Liebe

Liebe – Gedicht von Clemens Brentano (1838)

Wie? Ist es möglich? Kann die Liebe fehlen?
Die Liebe, die nur kennt des Andern Glück?
Sie kann sich selbst und den Geliebten quälen,
Den Schmerz erzeugen und den nassen Blick?

Ich sah so viele, die in Lieb‘ entbrennen
Und liebend und geliebt nicht glücklich sind,
Die heut sich einen, morgen schon sich trennen,
Dem Rohre gleich, gebeugt von jedem Wind.

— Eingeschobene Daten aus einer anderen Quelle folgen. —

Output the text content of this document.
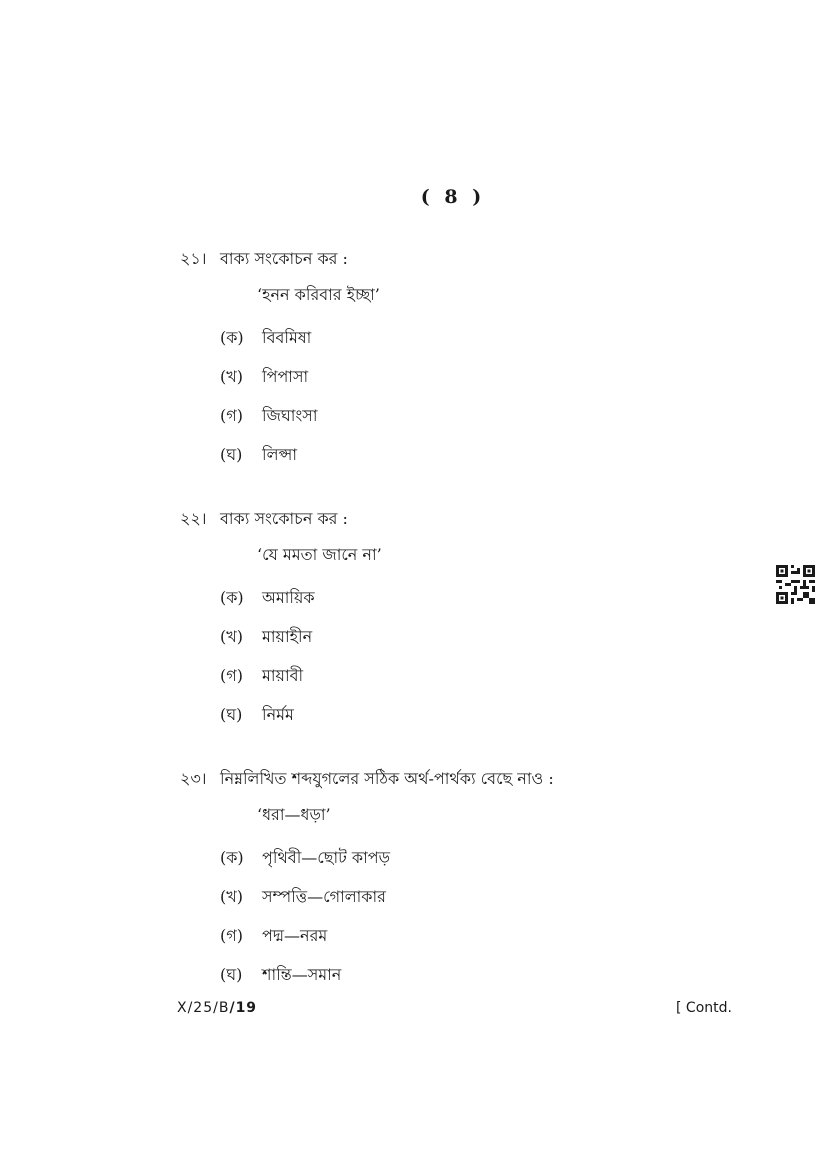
( 8 )
২১। বাক্য সংকোচন কর :
‘হনন করিবার ইচ্ছা’
(ক) বিবমিষা
(খ) পিপাসা
(গ) জিঘাংসা
(ঘ) লিপ্সা
২২। বাক্য সংকোচন কর :
‘যে মমতা জানে না’
(ক) অমায়িক
(খ) মায়াহীন
(গ) মায়াবী
(ঘ) নির্মম
২৩। নিম্নলিখিত শব্দযুগলের সঠিক অর্থ-পার্থক্য বেছে নাও :
‘ধরা—ধড়া’
(ক) পৃথিবী—ছোট কাপড়
(খ) সম্পত্তি—গোলাকার
(গ) পদ্ম—নরম
(ঘ) শান্তি—সমান
X/25/B/19	[ Contd.
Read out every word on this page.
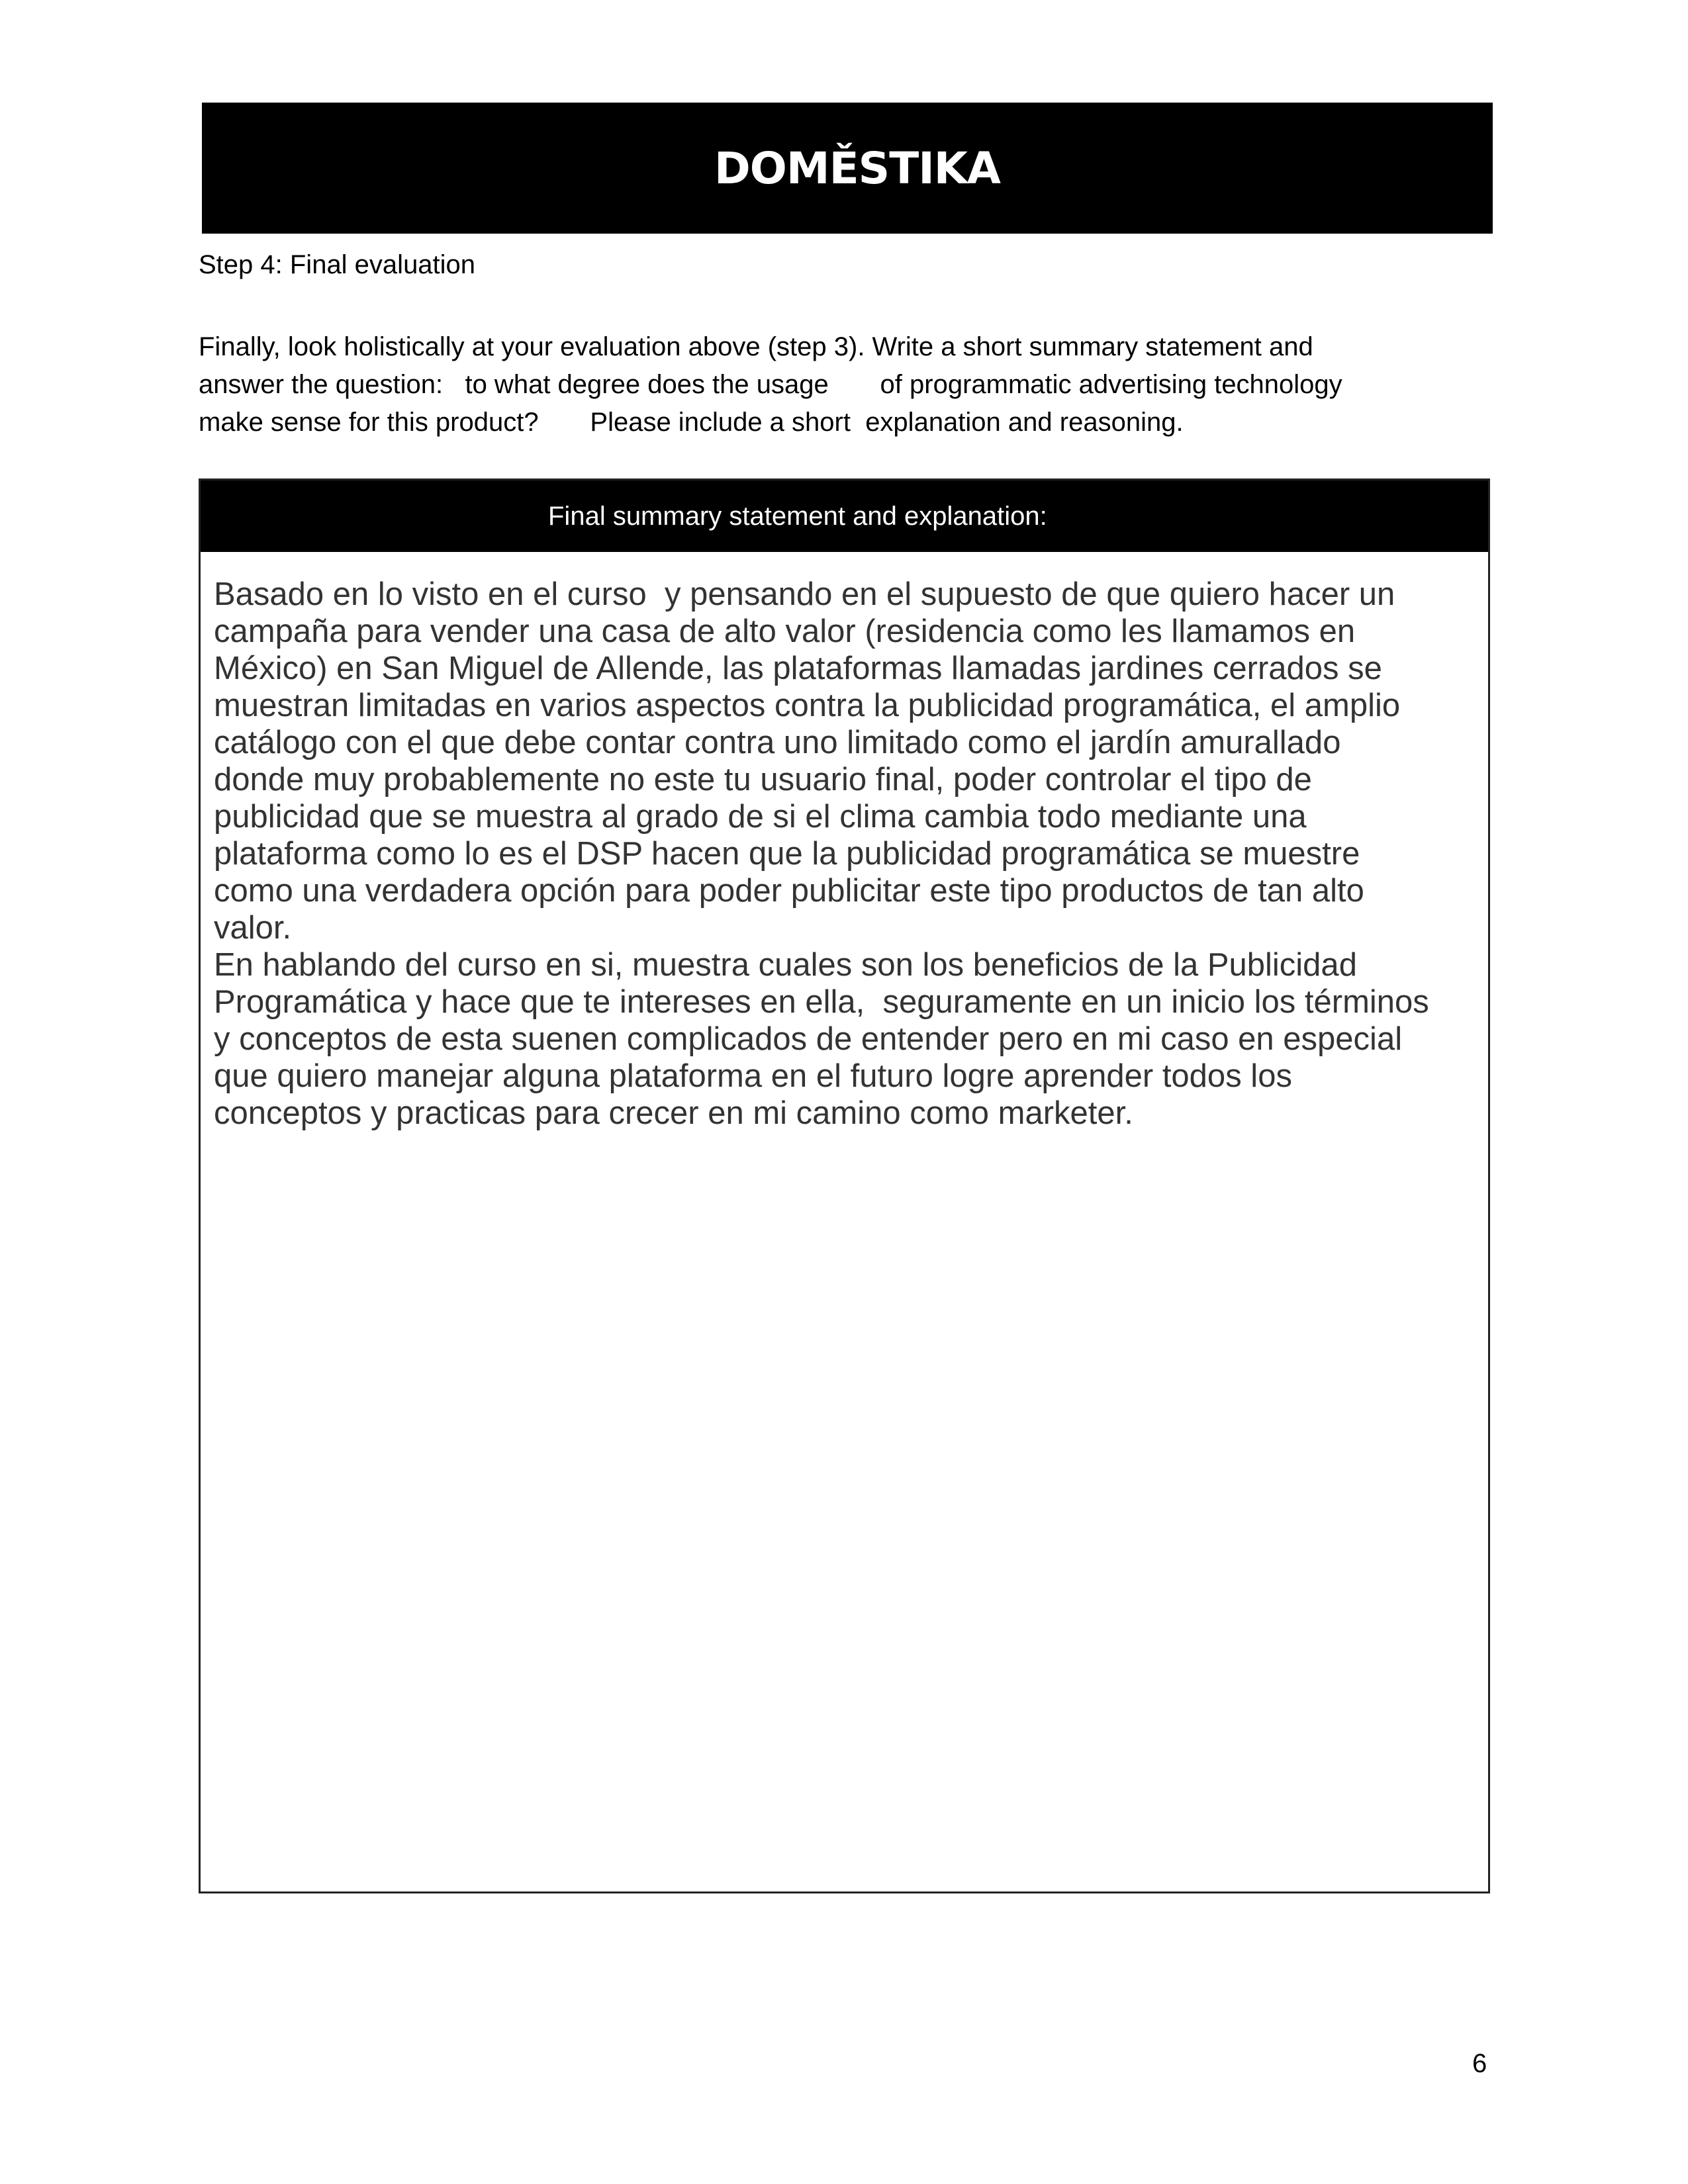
DOMĚSTIKA
Step 4: Final evaluation
Finally, look holistically at your evaluation above (step 3). Write a short summary statement and
answer the question:   to what degree does the usage       of programmatic advertising technology
make sense for this product?       Please include a short  explanation and reasoning.
Final summary statement and explanation:
Basado en lo visto en el curso  y pensando en el supuesto de que quiero hacer un
campaña para vender una casa de alto valor (residencia como les llamamos en
México) en San Miguel de Allende, las plataformas llamadas jardines cerrados se
muestran limitadas en varios aspectos contra la publicidad programática, el amplio
catálogo con el que debe contar contra uno limitado como el jardín amurallado
donde muy probablemente no este tu usuario final, poder controlar el tipo de
publicidad que se muestra al grado de si el clima cambia todo mediante una
plataforma como lo es el DSP hacen que la publicidad programática se muestre
como una verdadera opción para poder publicitar este tipo productos de tan alto
valor.
En hablando del curso en si, muestra cuales son los beneficios de la Publicidad
Programática y hace que te intereses en ella,  seguramente en un inicio los términos
y conceptos de esta suenen complicados de entender pero en mi caso en especial
que quiero manejar alguna plataforma en el futuro logre aprender todos los
conceptos y practicas para crecer en mi camino como marketer.
6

Ich liebte einst, mich faßte heiß Verlangen,
In wilder Gluth entbrannte mir das Herz –
Ich ward geliebt und ach! ein stetes Bangen
Ergriff mich nun, es folgte Schmerz auf Schmerz.

Heut trank ich Nektar von den Purpurlippen,
Und morgen Gift und Tod aus jedem Hauch;
Der Liebe Meer, es hat viel tausend Klippen,
Mit tausend andern sank mein Schiffchen auch!

Und als es sank – da hört ich leises Weinen,
Da sah ich Thränen, o! wie Perlen schön!
Da sprach’s zu mir: „Schau auf zu jenem Reinen,
Und lern‘ von ihm, was Liebe ist, verstehn.“

Und siehe! was verworren nur in Träumen
Wie Paradiesesgärten vor mir lag,
Was unter Schutt und Trümmern nur zuweilen
Wie Wetterstrahl durch dunkle Wolken brach:

Ward plötzlich Licht in meiner Seele Tiefen;
– O fiel dies schöne Licht doch auch auf dich! –
Und Töne, die noch rauh im Innern schliefen,
Sie lösten auf in Harmonieen sich:

„Nur eine Liebe gibt’s, die kann nicht fehlen,
Nur eine Liebe, aller Liebe Kern,
Das einzig mächt’ge Band für alle Seelen –
Die stille, treue Liebe für den Herrn.“


(Quelle: Ausgewählte Schriften, Herder´sche Verlagshandlung, Freiburg im Breisgau, 1873)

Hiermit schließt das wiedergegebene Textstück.